Guardados os retratos, ele pegou minha mão e colocou confortavelmente contra o próprio peito. Disse-me que fosse sua, que ele levaria meus pés ao fim da história antes de termos lido o começo, que nada mais seria igual. Disse-me que fosse sua, que o som da minha voz era vermelho, que a cor do meu pulsar era música para o ouvido dele. Disse-me que fosse sua, que na minha nudez eu era a rainha da calma, a senhora do tempo que ele sempre procurou para poder tornar-se imortal. Disse-me que fosse sua. E eu fui. Fui de novo e sempre. Renovei minha armadura de mulher com o prazer que buscava para ele. Prazer que eu não entendia direito, mas que pelas palavras doces que ficaram em minha pele naquele dia frio, enquanto contávamos pessoas nas fotos antigas, eu acreditava existir. Fielmente acreditava. Como se acredita na santa quando promessa. Eu acreditava. Fielmente acreditava. Como folha que ganha o vento com a incerteza de onde vai e com a fé de poder ir. Eu acreditava. Fielmente acreditava. Mas ele não... Partiu. Deixou-me nua, de corpo e de coragem. Deixou-me cheia da culpa que não era minha. Disse-me que mudou de planos. Que a vida segue. Me mandou um cartão da capital. Arrancou a fé do meu corpo como fazia com meus vestidos. Já não mais rainha do tempo, passei a contar pessoas, encostada na janela onde víamos aqueles velhos álbuns. Virei foto. Imortal na minha certeza de nunca mais ser dele. Perdi a cor. Guardei-me, desbotada com os pés no fim da história e entre os retratos.

sexta-feira, 5 de novembro de 2010

chato

Eu quero valorizar toda esta insensatez e discutir estas razões, e conhecer os teus porquês. Eu quero me antecipar a qualquer forma de rigidez, aprimorar o mau humor e corrigir a lentidão da correção destes problemas.

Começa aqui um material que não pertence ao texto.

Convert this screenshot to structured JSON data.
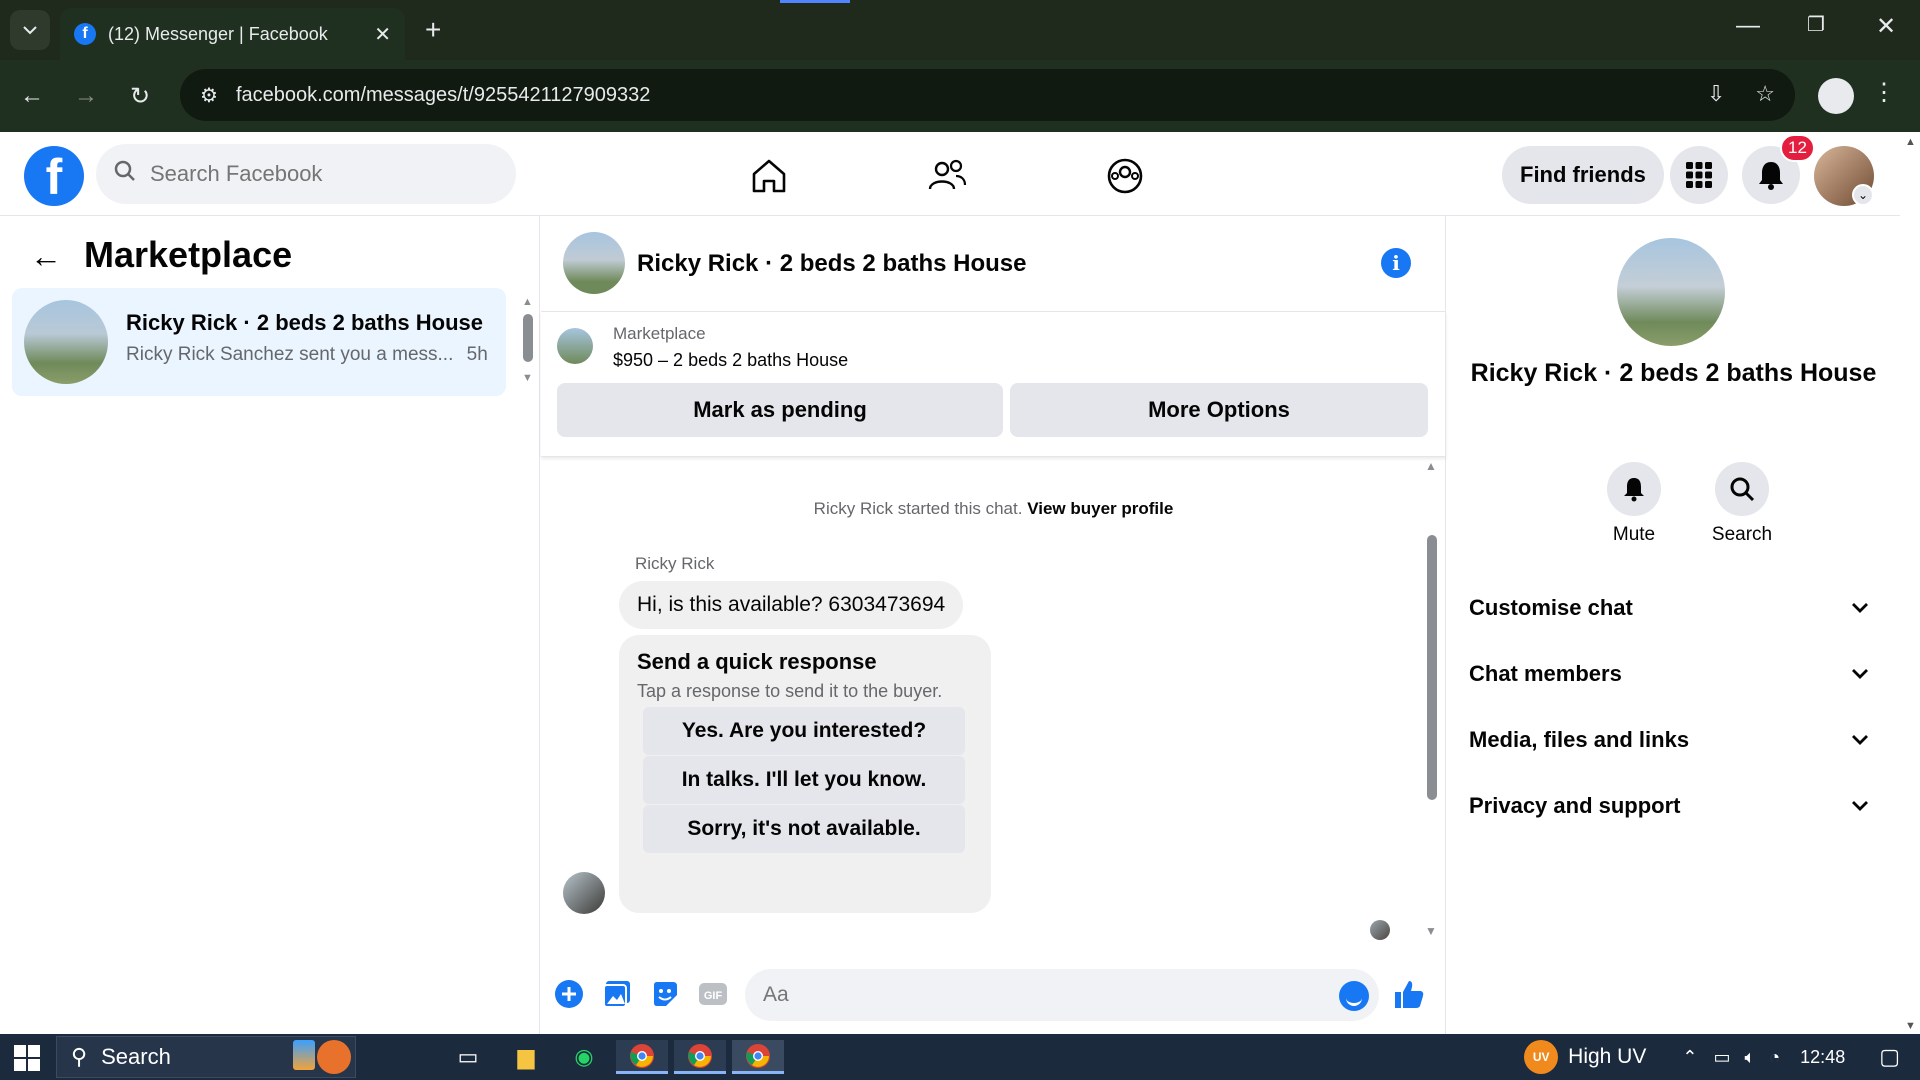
{
  "browser": {
    "tab_title": "(12) Messenger | Facebook",
    "url": "facebook.com/messages/t/9255421127909332"
  },
  "header": {
    "search_placeholder": "Search Facebook",
    "find_friends": "Find friends",
    "notification_count": "12"
  },
  "left": {
    "title": "Marketplace",
    "threads": [
      {
        "name": "Ricky Rick · 2 beds 2 baths House",
        "snippet": "Ricky Rick Sanchez sent you a mess...",
        "time": "5h"
      }
    ]
  },
  "chat": {
    "title": "Ricky Rick · 2 beds 2 baths House",
    "listing": {
      "label": "Marketplace",
      "price_title": "$950 – 2 beds 2 baths House",
      "mark_pending": "Mark as pending",
      "more_options": "More Options"
    },
    "started_text": "Ricky Rick started this chat.",
    "view_buyer": "View buyer profile",
    "sender_name": "Ricky Rick",
    "message": "Hi, is this available? 6303473694",
    "quick": {
      "title": "Send a quick response",
      "subtitle": "Tap a response to send it to the buyer.",
      "options": [
        "Yes. Are you interested?",
        "In talks. I'll let you know.",
        "Sorry, it's not available."
      ]
    },
    "composer_placeholder": "Aa"
  },
  "info": {
    "name": "Ricky Rick · 2 beds 2 baths House",
    "mute": "Mute",
    "search": "Search",
    "sections": [
      "Customise chat",
      "Chat members",
      "Media, files and links",
      "Privacy and support"
    ]
  },
  "taskbar": {
    "search": "Search",
    "weather": "High UV",
    "weather_badge": "UV",
    "time": "12:48"
  },
  "colors": {
    "facebook_blue": "#1877f2",
    "selected_thread_bg": "#ebf5ff",
    "notification_red": "#e41e3f"
  }
}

quinta-feira, 4 de novembro de 2010

ao poeta descalço:

Era tarde já. O outrora brigava com o céu pra parecer aurora, de nada adiantava, cores diferentes, mais cinzas que laranjas. Era tarde já. Um calçado de cadarços estragados cruzou o cimento duro em direção a ponta de mato que abrilhantava o jardim de pedrinhas. Ali descalçou-se, virou pé, pisou grama, disfarçou-se de minhoca e sorriu com o mindinho, depois com o dedão, depois outros dedos. Era tarde já, mas algo havia acontecido, noite clara e borboletas anunciando asas a quem dormia: um poeta descalço havia sido plantado.

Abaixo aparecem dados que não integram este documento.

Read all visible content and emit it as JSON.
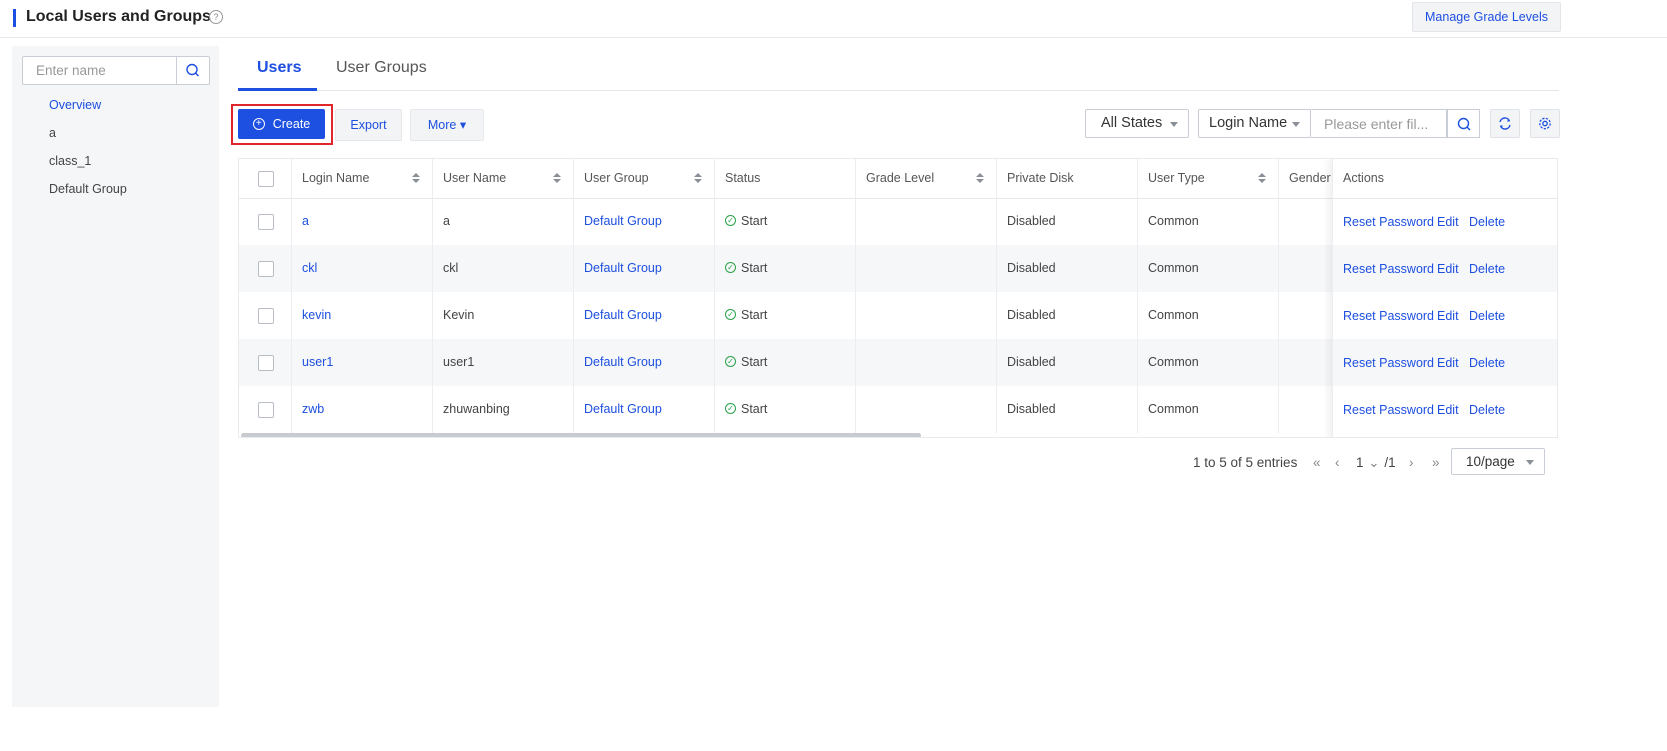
{
  "header": {
    "title": "Local Users and Groups",
    "help": "?",
    "manage_label": "Manage Grade Levels"
  },
  "sidebar": {
    "search_placeholder": "Enter name",
    "items": [
      "Overview",
      "a",
      "class_1",
      "Default Group"
    ],
    "active_index": 0
  },
  "tabs": [
    {
      "label": "Users",
      "active": true
    },
    {
      "label": "User Groups",
      "active": false
    }
  ],
  "toolbar": {
    "create_label": "Create",
    "export_label": "Export",
    "more_label": "More ▾",
    "state_select": "All States",
    "field_select": "Login Name",
    "filter_placeholder": "Please enter fil..."
  },
  "table": {
    "columns": [
      "Login Name",
      "User Name",
      "User Group",
      "Status",
      "Grade Level",
      "Private Disk",
      "User Type",
      "Gender",
      "Actions"
    ],
    "rows": [
      {
        "login": "a",
        "user": "a",
        "group": "Default Group",
        "status": "Start",
        "grade": "",
        "disk": "Disabled",
        "type": "Common",
        "gender": ""
      },
      {
        "login": "ckl",
        "user": "ckl",
        "group": "Default Group",
        "status": "Start",
        "grade": "",
        "disk": "Disabled",
        "type": "Common",
        "gender": ""
      },
      {
        "login": "kevin",
        "user": "Kevin",
        "group": "Default Group",
        "status": "Start",
        "grade": "",
        "disk": "Disabled",
        "type": "Common",
        "gender": ""
      },
      {
        "login": "user1",
        "user": "user1",
        "group": "Default Group",
        "status": "Start",
        "grade": "",
        "disk": "Disabled",
        "type": "Common",
        "gender": ""
      },
      {
        "login": "zwb",
        "user": "zhuwanbing",
        "group": "Default Group",
        "status": "Start",
        "grade": "",
        "disk": "Disabled",
        "type": "Common",
        "gender": ""
      }
    ],
    "actions": [
      "Reset Password",
      "Edit",
      "Delete"
    ]
  },
  "pagination": {
    "summary": "1 to 5 of 5 entries",
    "first": "«",
    "prev": "‹",
    "current": "1",
    "total": "/1",
    "next": "›",
    "last": "»",
    "page_size": "10/page"
  },
  "colors": {
    "accent": "#1d4fe0",
    "highlight": "#e0262b",
    "status_ok": "#2aa14a"
  }
}
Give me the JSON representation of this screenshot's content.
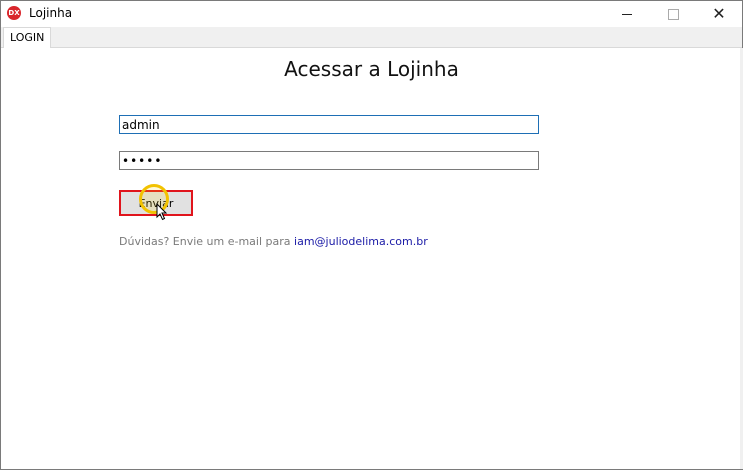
{
  "window": {
    "title": "Lojinha",
    "icon_text": "DX"
  },
  "tabs": [
    {
      "label": "LOGIN",
      "active": true
    }
  ],
  "login": {
    "heading": "Acessar a Lojinha",
    "username_value": "admin",
    "password_value": "•••••",
    "submit_label": "Enviar",
    "help_text": "Dúvidas? Envie um e-mail para",
    "help_email": "iam@juliodelima.com.br"
  },
  "colors": {
    "accent_red": "#e0141c",
    "link_blue": "#1a1aa6",
    "focus_blue": "#1e6fb5",
    "click_highlight": "#f2c200"
  },
  "icons": {
    "app": "app-logo-icon",
    "minimize": "minimize-icon",
    "maximize": "maximize-icon",
    "close": "close-icon",
    "cursor": "mouse-pointer-icon"
  }
}
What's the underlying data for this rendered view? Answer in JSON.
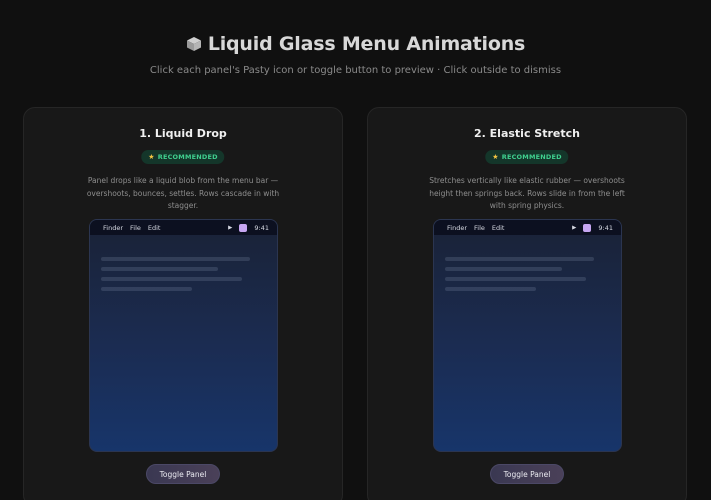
{
  "header": {
    "title": "Liquid Glass Menu Animations",
    "subtitle": "Click each panel's Pasty icon or toggle button to preview · Click outside to dismiss"
  },
  "cards": [
    {
      "title": "1. Liquid Drop",
      "badge": "RECOMMENDED",
      "description": "Panel drops like a liquid blob from the menu bar — overshoots, bounces, settles. Rows cascade in with stagger.",
      "menubar": {
        "items": [
          "Finder",
          "File",
          "Edit"
        ],
        "time": "9:41"
      },
      "button": "Toggle Panel"
    },
    {
      "title": "2. Elastic Stretch",
      "badge": "RECOMMENDED",
      "description": "Stretches vertically like elastic rubber — overshoots height then springs back. Rows slide in from the left with spring physics.",
      "menubar": {
        "items": [
          "Finder",
          "File",
          "Edit"
        ],
        "time": "9:41"
      },
      "button": "Toggle Panel"
    }
  ],
  "colors": {
    "background": "#101010",
    "card": "#181818",
    "badge_bg": "#14362a",
    "badge_text": "#3fcf8e",
    "pasty_icon": "#c7a7f2"
  },
  "icons": {
    "title": "cube-icon",
    "badge": "star-icon",
    "menubar_arrow": "caret-right-icon",
    "menubar_app": "pasty-icon"
  }
}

onde o poeta descalço mora

o som que o poeta descalço faz

segunda-feira, 1 de novembro de 2010

jogo de domingo.

Emblema do time no peito, tênis de futebol, uma camisa que passa dos joelhos, mas que mostra o número e o nome do artilheiro. É assim que o moleque vai. Ver o jogo com o pai. A euforia, a angustia, a ira, a paixão, sentimentos grandes demais pra caberem dentro de alguém de cinco anos, mas isso não vale pra ele. Quase um adulto quando o tema é o time, escalação na ponta da língua, sabe mais que o técnico, que segundo ele sempre erra a escalação e a substituição do segundo tempo (se o pai deixasse ele xingava), entoa todos os hinos com a força que seu tamanho aguenta. A única coisa que ele não entende ainda é a derrota. O controle emocional que demonstrava ao falar das táticas e jogadas ensaiadas que havia escutado na conversa do pai com o padrinho se vai. Assumida a condição de criança ele chora, pede colo e bate pé. A tristeza é tão grande que vira cansaço, o sono chega antes do fim do jogo. E o ombro paterno vira porto seguro. Volta dormindo pra casa. Mal sabe ele que com passos vagarosos, dando tempo a chuva que acompanha a volta e lava o medo de mostrar fraqueza, enquanto acalenta o filho e diminui o peso da partida perdida, enxugando as lágrimas no cabelo do pequeno, o menino mais velho também chora.